Die Zusammenfassende Meldung (ZM) ist eine ergänzende Meldung zur Umsatzsteuer. Sie verpflichtet jeden Unternehmer mit innergemeinschaftlichen Umsätzen, regelmässig die UID seiner EU-Geschäftspartner und die Höhe der Umsätze an das Finanzamt zu melden. Rechtsgrundlage ist Art. 21 UStG (Binnenmarktregelung).
Die Meldungen aller EU-Mitgliedstaaten fliessen ins MIAS/VIES-System der EU und werden dort gegen die UVAs der Empfänger abgeglichen. Damit kontrolliert die Finanzverwaltung Reverse-Charge-Geschäfte praktisch lückenlos.
Was ist zu melden?
| Geschäftsart | Inhalt der ZM |
|---|---|
| Innergemeinschaftliche Lieferung (IGL) | UID des Empfängers, Bemessungsgrundlage |
| Innergemeinschaftliche sonstige Leistung (B2B-Reverse-Charge) | UID des Empfängers, Bemessungsgrundlage, Kennzeichen "L" |
| Innergemeinschaftliches Dreiecksgeschäft | UID, Bemessungsgrundlage, Kennzeichen "D" |
| Konsignationslager (Call-off-Stock) | Anlieferungen, UID, Wechsel der Bestände |
Lieferungen an Privatpersonen oder in Drittländer (Ausfuhr) gehören nicht in die ZM.
Meldezeitraum und Frist
Der Meldezeitraum richtet sich nach dem UVA-Zeitraum:
| UVA-Zeitraum | ZM-Zeitraum |
|---|---|
| Monatlich (Vorjahresumsatz > 100.000 €) | Monatlich, bis zum Ende des Folgemonats |
| Vierteljährlich | Vierteljährlich, bis zum Ende des Folgemonats |
Die Frist ist damit kürzer als die UVA-Frist (15. des zweitfolgenden Monats). Wer zuerst die UVA und dann die ZM macht, sollte die ZM-Frist im Blick behalten.
Übermittlung
Die ZM wird über FinanzOnline abgegeben. Möglich sind:
- Webformular "Zusammenfassende Meldung"
- Direktübermittlung aus Buchhaltungssoftware (BMD, RZL, ProSaldo, FreeFinance) per Webservice
- CSV-Upload für Massenmelder
Folgen einer fehlerhaften oder fehlenden ZM
- Verspätungszuschlag bis 1 % der gemeldeten Bemessungsgrundlage, max. 2.200 € (§16 UStG)

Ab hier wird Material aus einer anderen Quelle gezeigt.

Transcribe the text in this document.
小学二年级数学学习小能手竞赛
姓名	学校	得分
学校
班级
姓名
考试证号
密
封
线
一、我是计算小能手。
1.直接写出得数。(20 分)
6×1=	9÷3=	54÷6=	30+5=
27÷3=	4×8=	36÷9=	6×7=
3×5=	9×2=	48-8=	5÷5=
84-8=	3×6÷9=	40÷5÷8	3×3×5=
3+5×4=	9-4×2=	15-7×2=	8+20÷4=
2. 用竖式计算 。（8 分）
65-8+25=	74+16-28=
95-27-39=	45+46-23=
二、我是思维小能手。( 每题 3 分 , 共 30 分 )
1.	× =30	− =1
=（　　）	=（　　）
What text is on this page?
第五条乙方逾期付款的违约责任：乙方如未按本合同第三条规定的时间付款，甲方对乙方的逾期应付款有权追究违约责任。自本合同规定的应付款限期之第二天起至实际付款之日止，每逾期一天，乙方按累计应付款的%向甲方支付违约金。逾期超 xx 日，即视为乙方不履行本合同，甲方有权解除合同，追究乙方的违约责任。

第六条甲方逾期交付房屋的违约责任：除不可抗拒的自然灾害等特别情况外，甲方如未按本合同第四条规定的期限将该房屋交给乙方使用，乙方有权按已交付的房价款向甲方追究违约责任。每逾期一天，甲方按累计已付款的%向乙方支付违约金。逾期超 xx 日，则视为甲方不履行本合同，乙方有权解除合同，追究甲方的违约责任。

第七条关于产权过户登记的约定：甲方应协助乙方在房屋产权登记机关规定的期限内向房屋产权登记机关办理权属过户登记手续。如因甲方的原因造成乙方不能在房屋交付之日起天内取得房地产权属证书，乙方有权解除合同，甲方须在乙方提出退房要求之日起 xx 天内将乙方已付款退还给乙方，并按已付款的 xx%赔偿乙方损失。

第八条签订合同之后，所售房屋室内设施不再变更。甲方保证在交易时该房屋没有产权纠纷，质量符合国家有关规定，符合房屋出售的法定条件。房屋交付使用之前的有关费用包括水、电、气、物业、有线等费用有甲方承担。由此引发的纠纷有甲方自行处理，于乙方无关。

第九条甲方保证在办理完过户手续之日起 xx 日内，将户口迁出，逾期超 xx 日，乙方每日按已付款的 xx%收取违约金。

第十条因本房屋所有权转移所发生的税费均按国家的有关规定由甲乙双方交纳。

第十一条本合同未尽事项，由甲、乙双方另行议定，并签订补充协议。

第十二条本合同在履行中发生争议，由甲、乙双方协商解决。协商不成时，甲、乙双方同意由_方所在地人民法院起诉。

- Versagung der Steuerfreiheit bei IGL, wenn die ZM nicht oder fehlerhaft abgegeben wurde (Art. 7 Abs. 4 UStG)
- Finanzstrafverfahren bei vorsätzlich falschen Angaben
Korrekturen früherer Zeiträume erfolgen im aktuellen Meldezeitraum als Berichtigung mit dem Originalmonat im Feld "Berichtigungsperiode".
Praxistipp
Da die ZM auf UID-Ebene abgeglichen wird, lohnt sich eine Stufe-2-Bestätigung der Empfänger-UID vor jeder erstmaligen IGL. So wird sichergestellt, dass Name und Anschrift im VIES mit der Rechnung übereinstimmen — Voraussetzung für die Steuerfreiheit der Lieferung.